Dinner. Hamburger. By then she’d forgotten about brain food, and so had I.

Tonight is Despair Night, where I become convinced that the book is absolute crap; it follows last night’s Delirious Joy Night, where I was happy about it. I don’t have enough pictures, which is an odd thing to say about a book, but I always knew that would be the case here. The only problem is that there isn’t the sort of resources for this book as there was for its predecessors, and -

Ah, just shut up and write.

I have to write next Tuesday’s column tonight - thereby ensuring maximum topicality – because I am a helper at Gnat’s Friday morning play school tomorrow, and that’s usually column time. Then piano lessons. Then Target. Then, blessed Friday night. Pizza, coffee, and a consultation with that Glenmorangie (Port Wood Finish) that’s been sitting on the top shelf since Christmas. Before I go, some pictures.

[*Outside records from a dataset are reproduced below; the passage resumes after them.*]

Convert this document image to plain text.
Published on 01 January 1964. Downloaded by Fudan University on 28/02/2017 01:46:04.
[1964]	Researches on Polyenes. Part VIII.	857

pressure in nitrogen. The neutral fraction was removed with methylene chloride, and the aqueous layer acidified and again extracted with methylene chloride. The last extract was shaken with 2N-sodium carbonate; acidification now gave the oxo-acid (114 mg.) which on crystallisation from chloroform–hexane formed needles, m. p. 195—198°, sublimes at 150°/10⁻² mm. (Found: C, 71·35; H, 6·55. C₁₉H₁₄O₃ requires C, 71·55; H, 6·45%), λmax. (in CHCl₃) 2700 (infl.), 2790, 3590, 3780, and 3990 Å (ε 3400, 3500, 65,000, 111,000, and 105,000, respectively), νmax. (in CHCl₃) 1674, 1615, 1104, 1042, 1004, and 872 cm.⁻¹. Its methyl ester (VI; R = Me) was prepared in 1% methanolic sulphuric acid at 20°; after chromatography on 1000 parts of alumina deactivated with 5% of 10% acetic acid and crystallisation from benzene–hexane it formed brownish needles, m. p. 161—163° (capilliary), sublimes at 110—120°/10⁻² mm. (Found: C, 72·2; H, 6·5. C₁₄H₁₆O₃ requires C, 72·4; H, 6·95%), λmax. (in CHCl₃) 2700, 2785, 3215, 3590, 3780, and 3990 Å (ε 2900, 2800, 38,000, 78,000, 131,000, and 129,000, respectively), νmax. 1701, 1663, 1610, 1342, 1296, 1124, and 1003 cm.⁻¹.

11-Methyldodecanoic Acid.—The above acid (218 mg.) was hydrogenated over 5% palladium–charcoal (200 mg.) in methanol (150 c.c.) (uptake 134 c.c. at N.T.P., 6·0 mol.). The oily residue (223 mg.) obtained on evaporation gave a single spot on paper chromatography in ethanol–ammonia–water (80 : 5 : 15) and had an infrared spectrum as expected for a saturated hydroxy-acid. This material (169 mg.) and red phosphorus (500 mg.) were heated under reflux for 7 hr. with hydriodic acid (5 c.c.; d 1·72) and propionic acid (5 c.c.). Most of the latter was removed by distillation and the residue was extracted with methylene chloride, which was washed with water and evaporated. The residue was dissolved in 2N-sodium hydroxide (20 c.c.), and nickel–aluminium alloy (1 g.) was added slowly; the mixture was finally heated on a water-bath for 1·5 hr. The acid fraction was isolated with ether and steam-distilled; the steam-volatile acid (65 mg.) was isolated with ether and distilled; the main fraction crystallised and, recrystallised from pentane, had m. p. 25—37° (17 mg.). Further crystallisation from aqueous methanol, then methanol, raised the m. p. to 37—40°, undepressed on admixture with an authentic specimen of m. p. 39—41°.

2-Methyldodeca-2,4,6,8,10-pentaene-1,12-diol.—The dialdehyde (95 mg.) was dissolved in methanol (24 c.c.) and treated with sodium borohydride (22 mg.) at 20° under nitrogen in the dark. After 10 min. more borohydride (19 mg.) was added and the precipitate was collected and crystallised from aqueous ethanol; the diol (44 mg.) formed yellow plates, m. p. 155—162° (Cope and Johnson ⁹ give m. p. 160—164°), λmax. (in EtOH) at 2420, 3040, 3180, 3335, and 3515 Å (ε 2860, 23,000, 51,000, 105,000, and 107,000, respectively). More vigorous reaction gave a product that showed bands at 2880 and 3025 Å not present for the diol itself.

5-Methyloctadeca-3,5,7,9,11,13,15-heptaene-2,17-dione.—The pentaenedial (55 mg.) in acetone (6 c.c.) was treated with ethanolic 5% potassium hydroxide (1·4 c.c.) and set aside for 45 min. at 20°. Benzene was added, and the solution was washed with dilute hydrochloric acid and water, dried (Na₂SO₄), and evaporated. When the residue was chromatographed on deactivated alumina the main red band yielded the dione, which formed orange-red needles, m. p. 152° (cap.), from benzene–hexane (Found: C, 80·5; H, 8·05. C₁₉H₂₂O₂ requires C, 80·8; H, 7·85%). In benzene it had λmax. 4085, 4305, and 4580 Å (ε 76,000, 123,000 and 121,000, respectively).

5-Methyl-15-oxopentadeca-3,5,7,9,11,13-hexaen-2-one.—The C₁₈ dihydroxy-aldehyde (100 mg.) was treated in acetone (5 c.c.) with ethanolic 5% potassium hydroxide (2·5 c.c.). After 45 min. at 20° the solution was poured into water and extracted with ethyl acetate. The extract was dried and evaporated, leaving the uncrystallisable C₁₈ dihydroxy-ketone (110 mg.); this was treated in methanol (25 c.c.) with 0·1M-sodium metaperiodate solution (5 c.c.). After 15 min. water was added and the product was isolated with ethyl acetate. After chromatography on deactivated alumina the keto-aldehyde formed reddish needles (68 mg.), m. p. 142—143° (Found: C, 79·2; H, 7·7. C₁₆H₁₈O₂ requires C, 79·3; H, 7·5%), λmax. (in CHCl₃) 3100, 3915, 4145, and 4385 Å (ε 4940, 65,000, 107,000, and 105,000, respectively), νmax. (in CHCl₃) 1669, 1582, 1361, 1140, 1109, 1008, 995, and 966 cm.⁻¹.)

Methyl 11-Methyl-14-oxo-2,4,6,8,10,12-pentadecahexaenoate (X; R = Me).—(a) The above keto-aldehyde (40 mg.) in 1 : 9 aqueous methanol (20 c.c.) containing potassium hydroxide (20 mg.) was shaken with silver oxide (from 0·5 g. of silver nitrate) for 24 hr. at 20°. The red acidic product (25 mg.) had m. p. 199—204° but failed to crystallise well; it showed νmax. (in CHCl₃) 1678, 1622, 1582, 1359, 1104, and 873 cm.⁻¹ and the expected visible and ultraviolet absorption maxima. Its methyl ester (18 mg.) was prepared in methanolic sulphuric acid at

A late entry into the Blog contest. Nothing photoshopped, just very sweet. She wanted to put Jasper to bed and read to him, pretending that “he is my dog brother.”



She also likes to take pictures. I’ve let her play with the camera, and this is what she shoots. I’m not kidding. Her favorite subject: Things The Dog Will Endure Having Placed on His Head. The first is some packing instructions from DirecTV; the second is a Barbie crown with a Polly Pocket pants stuck over the primary diadem.








That’s my dog. That’s my girl. That’s my life. If I complain, kick me.